El Rey y el presidente del Congreso |
A la ronda del Rey acuden los representantes de las formaciones
políticas con el convencimiento de que, si no se produce un milagro, no hay más
remedio que convocar nuevas elecciones generales. Si ello es así, el mensaje
que se traslada a la ciudadanía es que sus votos de diciembre fueron inútiles y
habrán de afinar sus apuestas en las urnas si quieren que alguien les gobierne
tras una nueva campaña electoral que se antoja agotadora. Ninguno de los
partidos que se han mostrado incapaces de dialogar asume la responsabilidad de
este fracaso. Todos culpan al adversario de una situación inédita en la
democracia española y que obliga repetir unas elecciones para conformar
Gobierno, sin ninguna seguridad de que el resultado sea muy distinto del que
refleja el Parlamento actual.
Volver a la situación de partida, con pequeñas variaciones
en los escaños, supondría un acto de autoridad por parte de los votantes, que
exigirían se respete su soberana voluntad, reafirmada en las urnas, y una
vergüenza para los partidos políticos, que no saben o no quieren aceptar el
veredicto democrático y se niegan plegarse al mismo, atendiendo exclusivamente a
sus intereses partidistas. Ese es el riesgo que se corre al convocar nuevas
elecciones. Unos confían en que, entonces, el “sentido común” permita esa gran
coalición que el Partido Popular tanto ha invocado, y otros aguardan que los
ciudadanos premien su intransigencia o, al menos, castiguen la del contrario,
posibilitándoles las combinaciones para formar Gobierno que antes fueron
imposibles.
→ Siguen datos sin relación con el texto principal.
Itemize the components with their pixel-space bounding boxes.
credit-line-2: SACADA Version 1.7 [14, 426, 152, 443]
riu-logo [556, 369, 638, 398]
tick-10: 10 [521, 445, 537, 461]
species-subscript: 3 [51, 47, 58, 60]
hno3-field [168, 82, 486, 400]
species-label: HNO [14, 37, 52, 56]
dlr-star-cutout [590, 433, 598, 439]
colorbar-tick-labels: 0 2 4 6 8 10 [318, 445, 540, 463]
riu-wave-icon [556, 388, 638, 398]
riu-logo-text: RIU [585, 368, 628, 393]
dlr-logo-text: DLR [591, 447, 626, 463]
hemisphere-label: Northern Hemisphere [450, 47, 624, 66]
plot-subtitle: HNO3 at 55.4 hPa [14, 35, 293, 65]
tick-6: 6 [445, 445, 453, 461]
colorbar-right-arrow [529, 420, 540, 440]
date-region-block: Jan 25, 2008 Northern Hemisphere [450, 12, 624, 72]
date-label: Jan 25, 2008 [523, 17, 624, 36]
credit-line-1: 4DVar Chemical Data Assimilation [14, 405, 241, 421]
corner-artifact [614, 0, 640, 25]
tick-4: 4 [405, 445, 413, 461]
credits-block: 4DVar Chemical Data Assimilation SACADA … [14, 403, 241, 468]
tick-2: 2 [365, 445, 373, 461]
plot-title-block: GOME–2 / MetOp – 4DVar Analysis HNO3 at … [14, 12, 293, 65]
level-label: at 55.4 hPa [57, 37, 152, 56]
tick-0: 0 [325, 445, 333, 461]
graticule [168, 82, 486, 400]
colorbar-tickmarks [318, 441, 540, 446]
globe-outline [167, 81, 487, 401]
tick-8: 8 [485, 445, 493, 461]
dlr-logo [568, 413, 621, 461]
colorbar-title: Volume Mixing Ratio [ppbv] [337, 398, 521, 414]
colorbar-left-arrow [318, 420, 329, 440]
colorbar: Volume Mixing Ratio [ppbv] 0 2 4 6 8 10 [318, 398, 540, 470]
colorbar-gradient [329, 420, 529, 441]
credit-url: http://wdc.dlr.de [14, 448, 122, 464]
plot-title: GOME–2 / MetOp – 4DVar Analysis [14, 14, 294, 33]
Todos transmutan los votos en inútiles cuando no sirven para sus
estrategias partidistas y obligan tirar nuevas cartas para ver si la suerte les
acompaña, sin pensar en los intereses del país y en las necesidades de la
gente, aburrida y hastiada de que se juegue con ella.
En cualquier caso, si el Rey se ve en la necesidad de
convocar nuevas elecciones, como parece probable, considerar inútiles los votos
de diciembre pasado tendrá un precio, un alto precio que vendrá a profundizar
la desafección de los ciudadanos con la política y agrandar su desconfianza en
quienes no se toman en serio sus deseos, expresados en las urnas. Declarar
inútiles esos votos traerá la consecuencia de un mayor desprestigio de un
sistema político que no sirve para interpretar y asumir la voluntad democrática
de votantes, a quienes se les está exigiendo, en la práctica con nuevas
elecciones, una rectificación en toda regla: ustedes se equivocaron, vuelvan a
votar otra vez.
Tratar así a los ciudadanos de un país en que los escándalos
por corrupción salpican, especialmente, a la clase política, con una crisis
económica que empobrece injustamente a quienes no tuvieron la culpa de su
aparición, que rescata a los que la engendraron con dinero público,
los premia con una amnistía fiscal y, al final, figuran en los papeles de paraísos fiscales,
todo ello, decimos, no hace más que ahondar la brecha de la desconfianza, el rechazo, la
frustración y la apatía entre los que, con razón, piensan que no sirve de nada
participar y votar en democracia, puesto que, como ha quedado demostrado con
las elecciones de diciembre, sus deseos volcados en las urnas no son tenidos en
cuenta.
Los que están evacuando consultas con el Rey evalúan sus
posibilidades electorales y no tienen en cuenta los intereses generales de la
población ni las consecuencias de declarar inútil su voto. Ellos van a su bola,
esa que aplasta las urnas y sofoca nuestra voz, para regocijo de los populismos
que pescan en río revuelto y de los seres providenciales que todo lo
prometen, hasta lo que no pueden cumplir. A ver dónde acabamos.